Анализ содержания тысяч писем, которые направлялись в Смольный накануне войны, подтверждает, что «квартирный вопрос» и материальные условия в целом были основными темами, волновавшими горожан82. Ленинградцы жили тяжело, их письма свидетельствуют о «гапоновских» настроениях — добрый и мудрый «местный царь» восстановит справедливость, накормит и напоит. Собственно внутрипартийные вопросы в корреспонденции занимают в количественном отношении второстепенное место. Примечательно, что в декабре 1939 г. на имя А. Жданова пошли письма с фронта — о положении в частях (6 писем), о положении в госпиталях (1 письмо), патриотического содержания (20). С октября 1939 г. стали поступать письма о поездках на Западную Украину и Западную Белоруссию (октябрь — 16, ноябрь — 4, декабрь — 5). Большинство писем обрабатывалось в течение месяца. Затем они переправлялись по инстанциям. В довоенные месяцы 1941 г. общение с властью посредством писем сохранялось на стабильно высоком уровне. Тематика писем в целом сохранилась та же, что и в 1939 г. с доминирующим местом вопросов обеспечения жильем, материальной помощи. На третьем месте, тем не менее, находились просьбы о пересмотре решений судов. Очевидно, население понимало, что суды не являются независимым институтом, а в своей деятельности руководствуются решениями партийных органов. Среди писем ленинградцев было много ходатайств об отмене высылки за принадлежность к оппозиции.

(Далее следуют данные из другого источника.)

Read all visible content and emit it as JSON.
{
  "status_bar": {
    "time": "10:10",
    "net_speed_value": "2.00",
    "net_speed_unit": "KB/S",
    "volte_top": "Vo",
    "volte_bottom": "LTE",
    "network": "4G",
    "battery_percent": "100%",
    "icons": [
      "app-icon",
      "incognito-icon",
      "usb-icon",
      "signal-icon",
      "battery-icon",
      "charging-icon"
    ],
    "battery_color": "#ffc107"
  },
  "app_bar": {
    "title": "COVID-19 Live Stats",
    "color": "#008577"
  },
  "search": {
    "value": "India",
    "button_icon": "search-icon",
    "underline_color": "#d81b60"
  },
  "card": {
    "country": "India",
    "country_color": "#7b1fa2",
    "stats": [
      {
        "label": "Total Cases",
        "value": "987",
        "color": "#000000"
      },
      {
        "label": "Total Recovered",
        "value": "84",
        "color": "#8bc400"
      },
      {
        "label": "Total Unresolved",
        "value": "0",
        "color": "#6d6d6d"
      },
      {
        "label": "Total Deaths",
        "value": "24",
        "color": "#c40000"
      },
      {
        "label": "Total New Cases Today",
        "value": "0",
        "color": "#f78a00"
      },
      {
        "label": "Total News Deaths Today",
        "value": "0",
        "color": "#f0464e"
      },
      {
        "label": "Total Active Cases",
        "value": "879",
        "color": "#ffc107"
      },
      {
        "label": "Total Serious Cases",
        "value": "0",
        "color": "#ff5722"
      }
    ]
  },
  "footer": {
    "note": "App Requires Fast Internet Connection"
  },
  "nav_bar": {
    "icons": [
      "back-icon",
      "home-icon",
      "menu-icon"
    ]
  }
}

Дэвис отмечает, что дисциплина на предприятиях упала в 1937 г. На отдельных предприятиях до 400 рабочих не выходили на работу, особенно летом. В ответ на это правительство издало закон 28 декабря 1938 г. , предусматривавший строгое наказание за прогулы и другие нарушения дисциплины. Были введены рабочие книжки для контроля за дисциплиной. По данным УНКВД, объявление о принятии этого закона вызвало «значительное число негативных настроений», особенно в той его части, где речь шла об увольнениях прогульщиков и опоздавших на работу. Закон, по мнению рабочих, нарушал их права, завоевания революции, а также свободы, закрепленные в Конституции»83. Закон 26 июня 1940 г. в еще большей степени вызвал недовольство рабочих. Прогул и опоздание на работу на 20 минут и более влекли за собой уголовную ответственнность. Кроме того, вводился 8-часовой рабочий день.